Six women, four different types of vegetables and hundreds of pounds of produce have been harvested.
“Our female crew started about two weeks ago. And since then we have been busy about picking squash, Zucchini. The corns coming in and it’s getting ready to go,” shared Jennifer Scott, Walton County Detention Deputy.
This farming program not only instills hope in each one of the women inmates but, it also gives them a trade they can use once they are done serving their time.
“It’s bad enough so, being out here it just gives us time to be able to feel better and be able to actually to bring positive things to the jail,” shared Ariel Perrich, Walton Co. Inmate.
Perrich is just a few months shy of being released. She told us that the inmate farming program has given her a new outlook on life. “It gives me a lot more skills that I didn’t know that I had and that I want to say I want to go home and start growing my own tomatoes. It saves money on buying tomatoes.”
“It’s amazing because sitting in those pods all day long every day, you get depressed and so when they came to us and told us that they were starting a girl farm crew we were so excited,” said Jennifer Eberhardt, Walton Co. Inmate.
“We are not out here squashing problems.
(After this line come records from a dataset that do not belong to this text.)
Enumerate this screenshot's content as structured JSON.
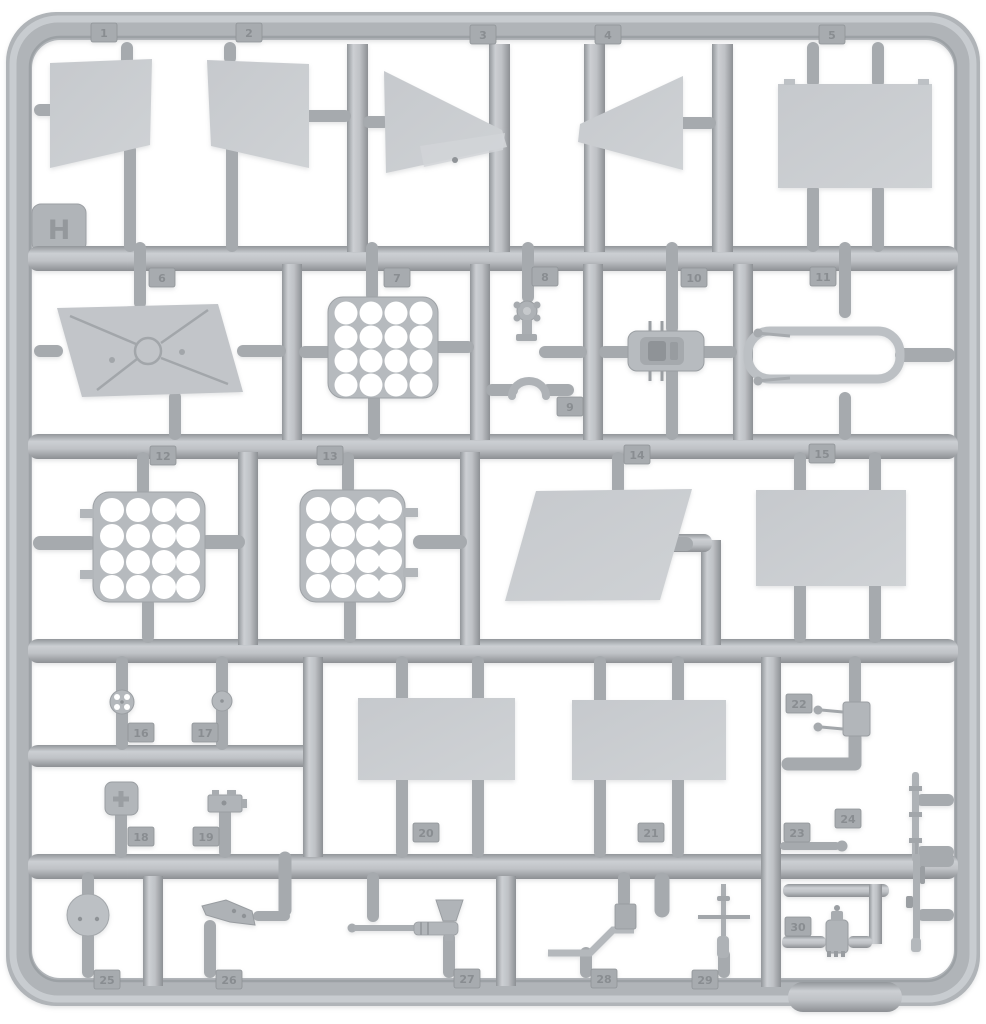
{
  "sprue": {
    "letter_tag": "H",
    "part_tags": [
      "1",
      "2",
      "3",
      "4",
      "5",
      "6",
      "7",
      "8",
      "9",
      "10",
      "11",
      "12",
      "13",
      "14",
      "15",
      "16",
      "17",
      "18",
      "19",
      "20",
      "21",
      "22",
      "23",
      "24",
      "25",
      "26",
      "27",
      "28",
      "29",
      "30"
    ],
    "colors": {
      "background": "#ffffff",
      "plastic": "#b4b8bc",
      "plastic_highlight": "#d3d6d9",
      "plastic_shadow": "#8f9397",
      "flat_panel": "#c9ccd0",
      "tag_block": "#a7abaf"
    },
    "parts": [
      {
        "tag": "1",
        "shape": "angled flap panel"
      },
      {
        "tag": "2",
        "shape": "angled flap panel, mirrored"
      },
      {
        "tag": "3",
        "shape": "tapered wedge panel, tip right"
      },
      {
        "tag": "4",
        "shape": "tapered wedge panel, tip left"
      },
      {
        "tag": "5",
        "shape": "rectangular plate with top nubs"
      },
      {
        "tag": "6",
        "shape": "parallelogram hatch with X brace and central ring"
      },
      {
        "tag": "7",
        "shape": "perforated plate, 4x4 round holes"
      },
      {
        "tag": "8",
        "shape": "small pump cap"
      },
      {
        "tag": "9",
        "shape": "small arched clamp"
      },
      {
        "tag": "10",
        "shape": "small detailed box"
      },
      {
        "tag": "11",
        "shape": "tubular frame loop with thin rods"
      },
      {
        "tag": "12",
        "shape": "perforated plate, 4x4 round holes"
      },
      {
        "tag": "13",
        "shape": "perforated plate, 4x4 round holes, side tabs"
      },
      {
        "tag": "14",
        "shape": "large slanted trapezoid panel"
      },
      {
        "tag": "15",
        "shape": "large rectangular panel"
      },
      {
        "tag": "16",
        "shape": "small wheel with four holes"
      },
      {
        "tag": "17",
        "shape": "small disc"
      },
      {
        "tag": "18",
        "shape": "square pad with embossed cross"
      },
      {
        "tag": "19",
        "shape": "small bracket box"
      },
      {
        "tag": "20",
        "shape": "rectangular panel"
      },
      {
        "tag": "21",
        "shape": "rectangular panel"
      },
      {
        "tag": "22",
        "shape": "bracket plate with two pins"
      },
      {
        "tag": "23",
        "shape": "small pin with ball end"
      },
      {
        "tag": "24",
        "shape": "thin rod with collars"
      },
      {
        "tag": "25",
        "shape": "round lid with two holes"
      },
      {
        "tag": "26",
        "shape": "lever handle"
      },
      {
        "tag": "27",
        "shape": "barrel with funnel top"
      },
      {
        "tag": "28",
        "shape": "bent flat strip with mount block"
      },
      {
        "tag": "29",
        "shape": "rod with crossbar"
      },
      {
        "tag": "30",
        "shape": "small valve body"
      }
    ]
  }
}
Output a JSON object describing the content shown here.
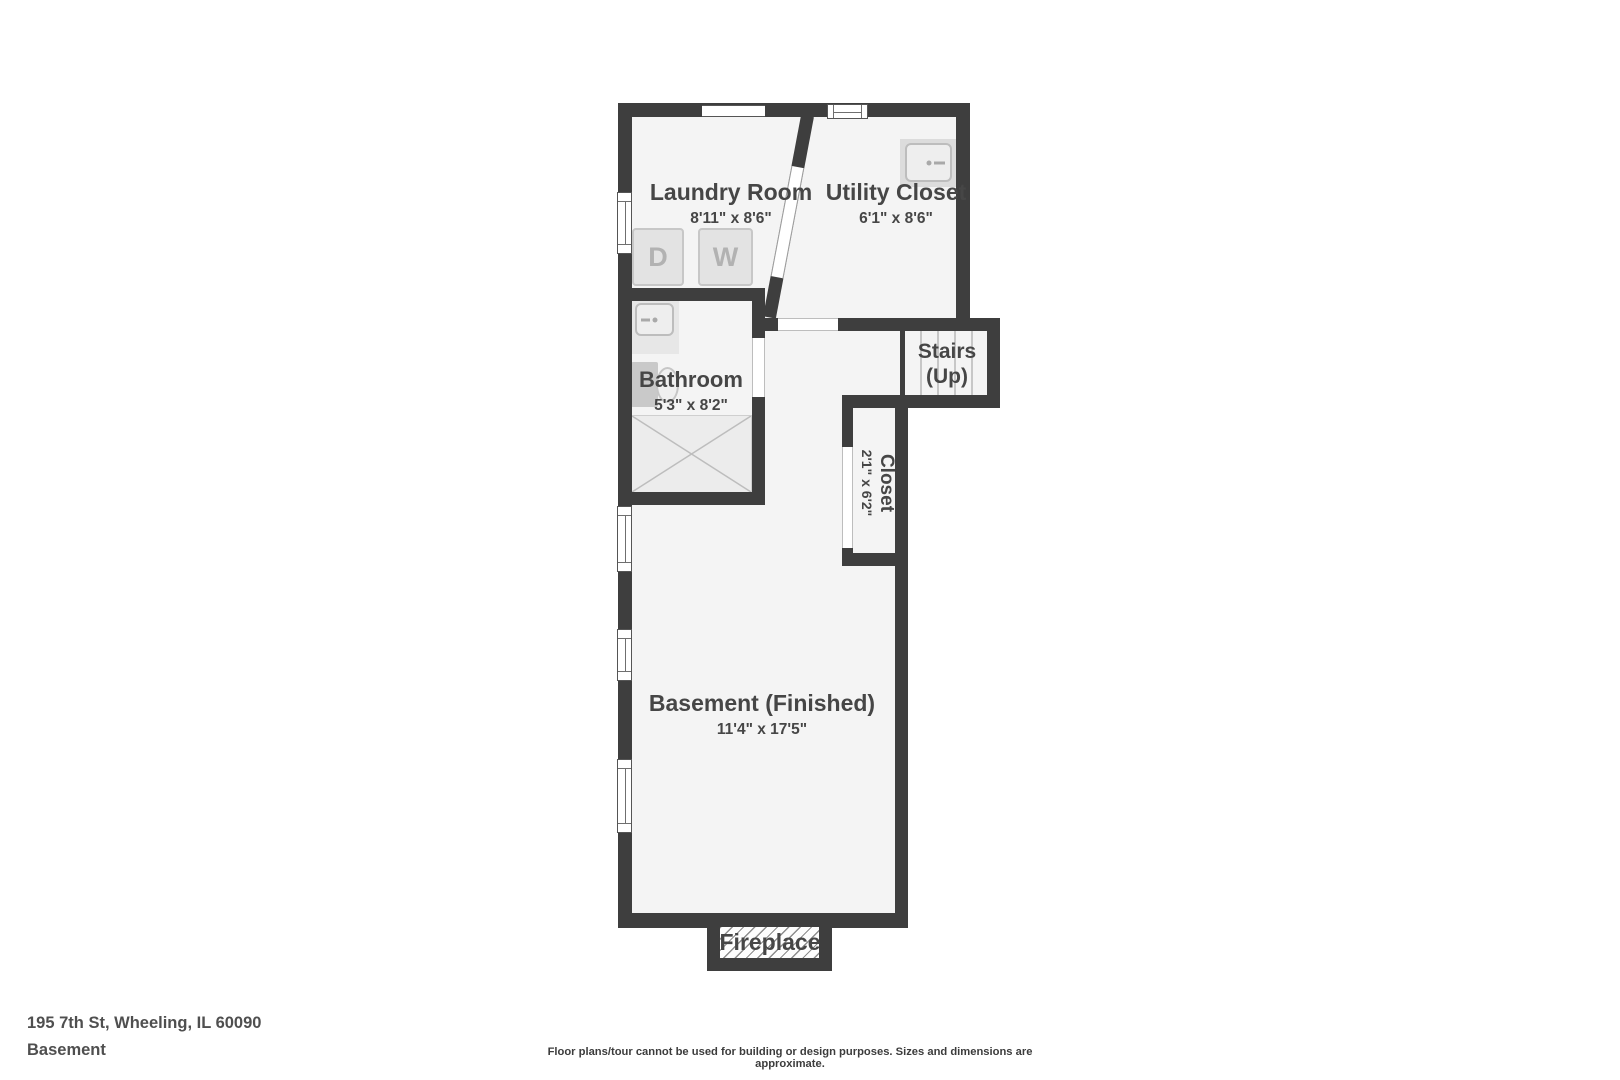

We are out here talking about day to day life and then learning about, you know, the process like what to pick,” said Deputy Scott.
After working 17 years as a deputy, Scott says this part of her job is most rewarding because she gets to be a mentor to these women. “We give them the skills that they need for life, to be successful in life and be successful in reintegrating into society.”
After all the vegetables are collected and cleaned, the food is taken to the kitchen where the staff cooks it and serves it to the Walton County Jail inmates.